Michael Turner is wearing down, so why not bring in a clone to replace him?  Not as fast as Turner, but has the leg drive, tenacity and violent finishing move that will served him well as a load-carrying feature back with the Falcons.  They also have eyes on Tight End Zach Ertz out of Stanford as an option in the event Tony Gonzalez is gone.

31. San Francisco 49ers  – Johnathan Jenkins, DT, Georgia (6’4″-360)

Much has been made of  the gaps that Baltimore was able to create in the interior of the 49ers defense in the Super Bowl, hence a man who is a virtual immovable object.  Has explosiveness off the snap to push the line backwards and reestablish the line of scrimmage.  Gets good leverage and has excellent strength and is versatile, playing nose tackle defensive tackle and defensive end at Georgia.

32. Baltimore Ravens  – Manti Te’o, ILB, Notre Dame (6’2″-255)

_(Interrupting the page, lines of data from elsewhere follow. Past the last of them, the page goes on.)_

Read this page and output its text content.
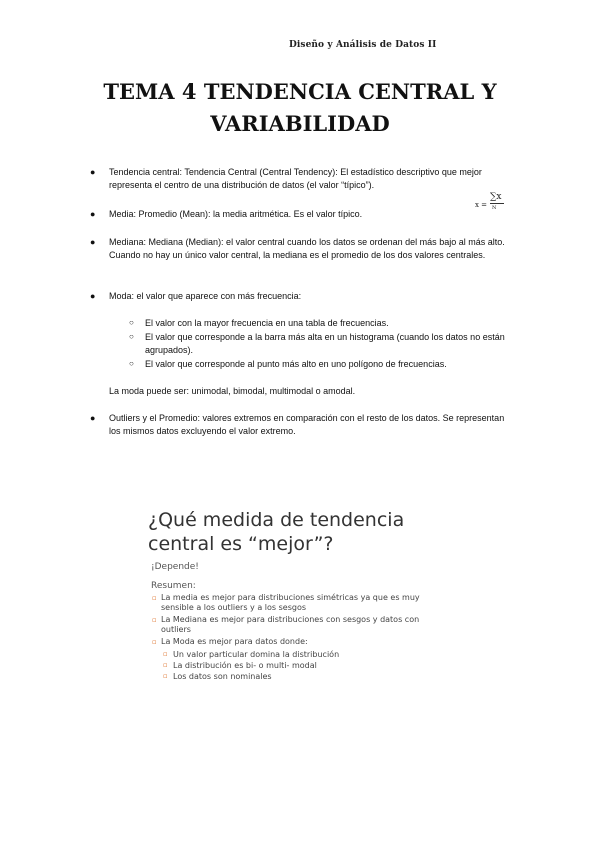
Diseño y Análisis de Datos II
TEMA 4 TENDENCIA CENTRAL Y
VARIABILIDAD
● Tendencia central: Tendencia Central (Central Tendency): El estadístico descriptivo que mejor representa el centro de una distribución de datos (el valor “típico”).
● Media: Promedio (Mean): la media aritmética. Es el valor típico.
x =
∑x
N
● Mediana: Mediana (Median): el valor central cuando los datos se ordenan del más bajo al más alto. Cuando no hay un único valor central, la mediana es el promedio de los dos valores centrales.
● Moda: el valor que aparece con más frecuencia:
○ El valor con la mayor frecuencia en una tabla de frecuencias.
○ El valor que corresponde a la barra más alta en un histograma (cuando los datos no están agrupados).
○ El valor que corresponde al punto más alto en uno polígono de frecuencias.
La moda puede ser: unimodal, bimodal, multimodal o amodal.
● Outliers y el Promedio: valores extremos en comparación con el resto de los datos. Se representan los mismos datos excluyendo el valor extremo.
¿Qué medida de tendencia central es “mejor”?
¡Depende!
Resumen:
▫ La media es mejor para distribuciones simétricas ya que es muy sensible a los outliers y a los sesgos
▫ La Mediana es mejor para distribuciones con sesgos y datos con outliers
▫ La Moda es mejor para datos donde:
▫ Un valor particular domina la distribución
▫ La distribución es bi- o multi- modal
▫ Los datos son nominales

Football smart and as loyal as they come, Te’o possesses the same build as departed Ray Lewis, though no one can match Lewis’ intangibles.  That being said, why not bring in a guy who has weathered his share of controversy, head held high?  A good athlete who is instinctive and delivers a pop, is a good open field tackler and is usually in the right place at the right time.  Remains to be seen if his man of integrity and team leader attributes translate to the pros, but he’s got big enough shoulders to carry the weight of filling some very heavy shoes.